Minority report
La condanna del New Yorker ai film poco impegnati e poco ideologici
Quando l’evasione diventa inaccettabile ai conformisti, chiusi in un discorso autoreferenziale
Sul New Yorker, mensile di cultura popolarissimo tra le élite, Richard Brody, critico cinematografico, suggerisce 36 film del 2020 da vedere. Introducendo la lista, Brody lamenta il fatto che, sebbene siano belli e impegnati, i film dell’anno non sono stati capaci “di drammatizzare le connessioni tra vita privata e situazione politica, vita interiore e potere pubblico”. Secondo Brody, non sono riusciti a “fare la differenza”, cioè a cambiare la vita sociale, perché ancora troppo legati a criteri formali di unità, storia e archi drammatici. Se non avessi visto con i miei occhi che si trattava del New Yorker della fine del 2020, avrei pensato di leggere una articolo sulla Pravda degli anni 30 e 40 del secolo scorso, quando Stalin folgorava il cosiddetto “formalismo” di Šostakovicč per gli stessi motivi: mancanza di realismo sociale e di dialettica politica.
L’autocrate voleva forme vecchie e Brody forme nuove, ma le accuse sono curiosamente simili.

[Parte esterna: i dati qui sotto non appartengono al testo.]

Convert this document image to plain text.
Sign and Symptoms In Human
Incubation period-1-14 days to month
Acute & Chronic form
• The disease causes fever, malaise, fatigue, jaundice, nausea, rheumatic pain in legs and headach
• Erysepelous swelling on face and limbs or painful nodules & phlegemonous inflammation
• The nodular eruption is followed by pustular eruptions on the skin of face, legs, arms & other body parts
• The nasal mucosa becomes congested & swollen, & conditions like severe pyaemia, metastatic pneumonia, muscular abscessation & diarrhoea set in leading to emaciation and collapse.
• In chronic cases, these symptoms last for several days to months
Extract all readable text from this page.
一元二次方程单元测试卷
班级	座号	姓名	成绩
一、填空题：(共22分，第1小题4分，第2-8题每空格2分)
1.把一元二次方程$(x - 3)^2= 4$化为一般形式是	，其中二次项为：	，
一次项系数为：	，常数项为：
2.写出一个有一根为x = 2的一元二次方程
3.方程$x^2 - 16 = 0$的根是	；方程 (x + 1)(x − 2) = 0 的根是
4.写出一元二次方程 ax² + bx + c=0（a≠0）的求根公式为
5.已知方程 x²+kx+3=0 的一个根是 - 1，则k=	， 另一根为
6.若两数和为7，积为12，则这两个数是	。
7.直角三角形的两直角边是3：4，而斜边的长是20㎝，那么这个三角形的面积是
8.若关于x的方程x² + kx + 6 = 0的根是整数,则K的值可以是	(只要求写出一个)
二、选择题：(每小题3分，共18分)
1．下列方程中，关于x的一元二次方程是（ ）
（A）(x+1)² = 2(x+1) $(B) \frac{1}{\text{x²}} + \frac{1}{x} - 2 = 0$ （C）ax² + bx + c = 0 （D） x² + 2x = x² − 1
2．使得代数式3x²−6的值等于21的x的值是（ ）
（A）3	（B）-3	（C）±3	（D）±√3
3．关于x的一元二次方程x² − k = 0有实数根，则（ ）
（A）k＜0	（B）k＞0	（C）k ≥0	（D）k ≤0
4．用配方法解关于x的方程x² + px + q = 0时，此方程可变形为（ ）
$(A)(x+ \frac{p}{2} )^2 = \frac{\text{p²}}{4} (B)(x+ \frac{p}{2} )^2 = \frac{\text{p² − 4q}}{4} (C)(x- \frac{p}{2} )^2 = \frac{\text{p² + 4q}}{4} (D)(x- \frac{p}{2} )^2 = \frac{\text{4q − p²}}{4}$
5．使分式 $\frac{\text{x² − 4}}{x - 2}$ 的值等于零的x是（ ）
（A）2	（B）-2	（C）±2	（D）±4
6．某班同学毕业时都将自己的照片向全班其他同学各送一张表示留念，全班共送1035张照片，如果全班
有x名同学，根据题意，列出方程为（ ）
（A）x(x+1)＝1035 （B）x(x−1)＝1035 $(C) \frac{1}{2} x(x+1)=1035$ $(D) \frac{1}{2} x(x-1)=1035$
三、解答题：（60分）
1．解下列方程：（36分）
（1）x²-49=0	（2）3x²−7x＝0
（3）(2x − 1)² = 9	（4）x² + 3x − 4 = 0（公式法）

Inutile dire che la lista dei 36 film di Brody è coerente con la sua impostazione: quindici film trattano di storie di emancipazione femminile, undici hanno protagonisti afroamericani o africani, quattro si occupano di storia politica recente condannando la destra (qui si trova il documentario di Nanni Moretti sul Cile di Pinochet), due riguardano la mancanza di privacy, due problemi psichici, uno si occupa di omosessualità. Ne rimangono fuori un paio, uno sul grande Gatsby e un altro sull’invecchiamento degli artisti, ma si chiama comunque “Building the wall!”, il famoso slogan di Trump, per non sfigurare. Impegnati, anzi impegnatissimi. Eppure, secondo Brody, non è abbastanza.
Manca ancora uno stravolgimento del canone narrativo, in modo tale che l’impegno si veda di più. Ricorda Nietzsche che diceva che non si è ancora ucciso Dio perché non si è ancora stravolta la grammatica. Così oltre che avere migliaia di film con i medesimi temi, non riusciremo neanche a seguirne lo svolgimento. Purtroppo è la vicenda di tutte le ideologie, e quelle nuove del mondo liberal americano non sono da meno delle altre. Le ideologie non sopportano il senso comune – il buonsenso manzoniano – perché sono chiuse in un discorso autoreferenziale. Tutto sembra loro un’evasione dall’impegno e nessun compagno di cammino abbastanza radicale. Eppure, diceva Tolkien accusato di scrivere letteratura evasiva, diremo che è poco realista uno che si trova prigioniero in un paese straniero e ostile e vuole evadere per tornare a casa?
Alle volte, evadere significa tornare a vedere la realtà nella sua dimensione ideale, nella sua bellezza che vorremmo, nella sua giustizia che qui sfugge e trovare lì il coraggio per lottare. Alle volte, evadere significa essere estremamente realisti. Si capisce il desiderio del New Yorker di recuperare la dimensione politica messa in discussione dal nichilismo postmoderno della fine del secolo scorso e dall’individualismo estremo di quest’epoca di ceo capitalism. Ma anche la fiaba, la magia, il lieto fine possono avere una dimensione politica. Quello che qui si vuole è qualcosa di diverso dalla dimensione politica. E’ l’ideologia, organizzazione sistematica e totalizzante di punti di vista ed esigenze che sono giuste se prese e inserite in un contesto, ma che divengono mostruose quando sono isolate ed erette a criterio di giudizio e a obbligo di forma. Ciò che era nato come contestazione diventa conformismo. Ciò che era trasgressione diventa standard etico, imposto a forza di regole e di pressione sociale. E presto, come Brody suggerisce, la rottura della forma diventerà una forma della rottura (anche della pazienza dello spettatore). Già alla fine della lista del New Yorker di quest’anno viene da implorare che arrivi il 2021 e che, con le grandi sale, tornino i supereroi, purché non ci facciano anche loro la predica.